Nandreeson swallowed the last gnat. His stomach rumbled. “But he will be here soon.”

“You don’t know that,” Iisner said.

Nandreeson swiveled his other eye. Iisner slipped into the water until only his eyes and the top of his head showed. “I do know that, and although I appreciate your
counsel, I do not appreciate your doubts. Calrissian will be here because Solo is here.”

Iisner blew water through his nostrils. The piece of algae soared through the air and landed on the moss-covered rocks beside the pond. Then he rose enough to speak. “Solo and Calrissian are not partners. They have never traveled together. Before he married, Solo only traveled with the Wookiee.”

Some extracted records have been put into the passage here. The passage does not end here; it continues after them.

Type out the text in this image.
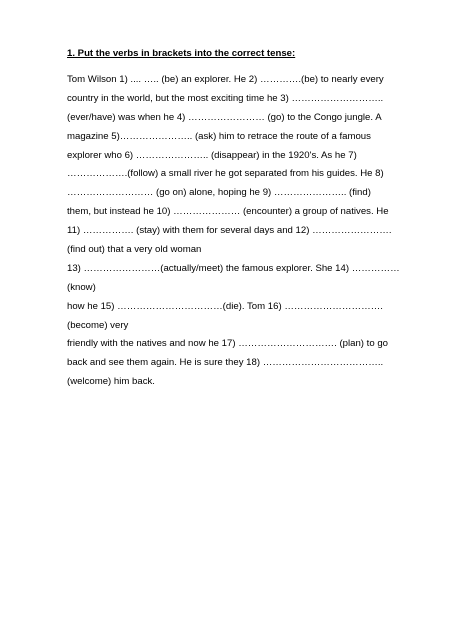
1. Put the verbs in brackets into the correct tense:

Tom Wilson 1) .... ….. (be) an explorer. He 2) ………….(be) to nearly every
country in the world, but the most exciting time he 3) ………………………..
(ever/have) was when he 4) …………………… (go) to the Congo jungle. A
magazine 5)………………….. (ask) him to retrace the route of a famous
explorer who 6) ………………….. (disappear) in the 1920's. As he 7)
……………….(follow) a small river he got separated from his guides. He 8)
……………………… (go on) alone, hoping he 9) ………………….. (find)
them, but instead he 10) ………………… (encounter) a group of natives. He
11) ……………. (stay) with them for several days and 12) …………………….
(find out) that a very old woman
13) ……………………(actually/meet) the famous explorer. She 14) ……………
(know)
how he 15) ……………………………(die). Tom 16) ………………………….
(become) very
friendly with the natives and now he 17) …………………………. (plan) to go
back and see them again. He is sure they 18) ………………………………..
(welcome) him back.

“You do not pay attention.” Nandreeson sank deeper into the warm water. The back of the poorly conditioned couch gave him a chill. “Since Calrissian lost Cloud City, he and Solo have joined forces during each Imperial threat.”

“So?”

“So?” Nandreeson popped a sulfur bubble under the water. It formed several other smaller bubbles that rose to the surface. “So, my dear Iisner, what has changed on the Run?”

Iisner’s mouth opened wide enough to swallow a whole shore of lily pads. “The Imperial equipment.”

“Precisely,” Nandreeson said. “And who in the New Republic knows how to find the Run, besides Solo and his Wookiee?”

“Calrissian.” Iisner breathed the word as if it were sacred. “You have a plan, don’t you?”

“Of course,” Nandreeson said. He smiled, and tongues of flame licked out of the corner of his mouth. “Although, in this case, I may not need one.”

Eighteen

L
ando slowed the
Lady Luck
at the edge of the asteroid belt that housed Smuggler’s Run. If he went any farther, he would be within scanning range. They would know he was nearby. His burst of heroism suddenly seemed like an exercise in stupidity. He had avoided the Run for more than a decade. What made him think he could stroll in there now?

Alone.

All the good intentions in the galaxy wouldn’t save him from Nandreeson. And neither would an apology, or a promise to pay the Glottalphib back. What had seemed a point of pride years ago now seemed like pointless posturing. So he had managed to steal a cache from Nandreeson’s private storeroom. So he had braved the humid, stinky air, the slimy water, the treacherous lily pads. So he had held his breath for nearly four minutes, and pulled out, in the pocket of his wet suit, enough riches to fill his own stash for years.

The last of the money had disappeared when Vader forced him from Cloud City. Lando’s own definition of derring-do had changed since then, as well. It had meant
more to him to succeed at the Battle of Endor than it had to best Nandreeson.

Since Lando had made a home among the Rebels, he had learned that his acts of pirate courage meant nothing when compared with Leia, for example, who had lost her home and her family and still managed to go on, without taking a breath. Or when compared with Luke facing evil in himself over and over again.